From: "Michael Everson" <[EMAIL PROTECTED]>
> At 10:36 +0100 2004-03-19, Marco Cimarosti wrote:
> >Michael Everson wrote:
> >>  What "organization" uses the ANARCHY SYMBOL? ;-)
> >
> >The anarchist movement. Why are you winking?
>
> That's not "an organization". As Rick said, it's a disorganization. ;-)

And even today, anarchists would not like any formal proposition to standardize
a glyph variant as the definitive standard for its representation. Each
Anarchist group will have its prefered presentation and thus will use its own
distinctive glyph variant, should it be a dedicated font, or a graphic design.

This has nothing to do with the need to encode it in plain text. For that latest
usage, the circled Latin letter A is good enough, and it can be rendered at will
with any font or graphic associated with that symbol, when the author needs a
specific design and thus cannot count only on the plain-text encoding but needs
some rich-text format to convey this specific graphic design.

In fact, an Anarchist font could be designed as well to match the desired style
for anyone of the existing Unicode characters, not just the circled A. Such font
would mimic the appearance of what you could paint manually with a pencil on a
rough surface such as a tag on a wall.

If you look on the walls of various large cities around the world, you will
immediately see that these graphic patterns are very specific to each group (or
gang sometimes) which use them as a way to mark their "territory" or area or
influence, with very distinctful graphic design, colors, dimensions and
associated symbolism. The importance is not in the message itself (when it is
present) but really in the graphic and artistic design which serves as an
identity. So an Anarchist symbol, if used, will just be a small part of a more
general set of symbols that spans larger concepts than just a single character.

Also the same anarchist group will use various sorts of "media" to reproduce
this symbol, and with lots of variations depending on the surface where it is
drawn or painted. Let's keep the circled Latin A as one possible way to
represent this symbol in plain-text, but I don't think that plain-text is the
best media to convey all the symbolism and graphic patterns needed by anarchist.
Suppose that one symbol is encoded as such, anarchists will also refuse to
adaopt it as a standard (some may choose to create a simpler mapping to the
ASCII capital letter A as well, throughout the text where an uppercase A is
present in words). Don't even ask them to use the newly encoded character, they
will refuse that rule and argue that their anarchist point of view allows them
to do what they want for the texts they produce themselves.

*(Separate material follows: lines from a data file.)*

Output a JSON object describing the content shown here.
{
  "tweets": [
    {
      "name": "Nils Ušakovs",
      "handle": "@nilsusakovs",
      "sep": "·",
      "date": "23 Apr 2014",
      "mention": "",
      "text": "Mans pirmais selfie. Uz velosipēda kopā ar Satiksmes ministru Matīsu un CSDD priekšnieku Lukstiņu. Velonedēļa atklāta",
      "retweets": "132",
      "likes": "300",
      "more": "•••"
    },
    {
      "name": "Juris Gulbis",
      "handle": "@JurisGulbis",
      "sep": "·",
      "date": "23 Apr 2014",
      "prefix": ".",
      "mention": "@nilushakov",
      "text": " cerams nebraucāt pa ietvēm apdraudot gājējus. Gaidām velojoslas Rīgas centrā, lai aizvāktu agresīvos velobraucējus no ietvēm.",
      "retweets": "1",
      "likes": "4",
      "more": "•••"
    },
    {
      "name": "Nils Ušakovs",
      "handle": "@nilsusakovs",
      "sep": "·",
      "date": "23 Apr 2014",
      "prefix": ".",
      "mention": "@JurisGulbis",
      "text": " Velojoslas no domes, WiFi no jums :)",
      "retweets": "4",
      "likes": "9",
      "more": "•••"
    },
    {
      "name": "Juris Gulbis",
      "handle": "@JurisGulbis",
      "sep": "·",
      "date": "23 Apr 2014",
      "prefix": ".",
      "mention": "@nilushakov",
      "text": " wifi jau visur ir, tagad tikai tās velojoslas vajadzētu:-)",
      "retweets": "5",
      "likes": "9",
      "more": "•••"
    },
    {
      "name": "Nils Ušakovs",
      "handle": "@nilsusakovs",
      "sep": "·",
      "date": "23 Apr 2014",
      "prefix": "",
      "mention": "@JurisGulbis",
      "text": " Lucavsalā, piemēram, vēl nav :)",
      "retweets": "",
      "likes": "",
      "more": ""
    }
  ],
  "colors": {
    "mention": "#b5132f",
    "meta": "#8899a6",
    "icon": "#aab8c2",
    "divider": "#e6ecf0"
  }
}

Anarchists are definitely not attached to any symbol, even their own; some
prefer a lightning symbol with an arrow, some use an A within a triangle, or
change the A for another letter from another script, simply because a Latin A
may look as a link to the occidental culture foreign to the area where the
anarchist group wants to demonstrate its presence. I have seen for example an
Hebrew alef rendered similarly within a geometric shape (I think it was a
5-pointed star, as a way to clearly detach the easily recognizable symbol from
the 6-pointed David's star which is linked to another religious and cultural
symbolism, but I'm not sure it was used as a symbol for an anarchist israelian
movement).

Probably there are other symbols used by anarchist groups in Japan and Korea,
using some Asian related symbolism and a letter from a Asian script. Anarchist
groups in South America may choose other cultural symbols such as glyphs from
extinct scripts. In fact there seems to exist as many symbols used as groups
revendicating an anarchist cultural background.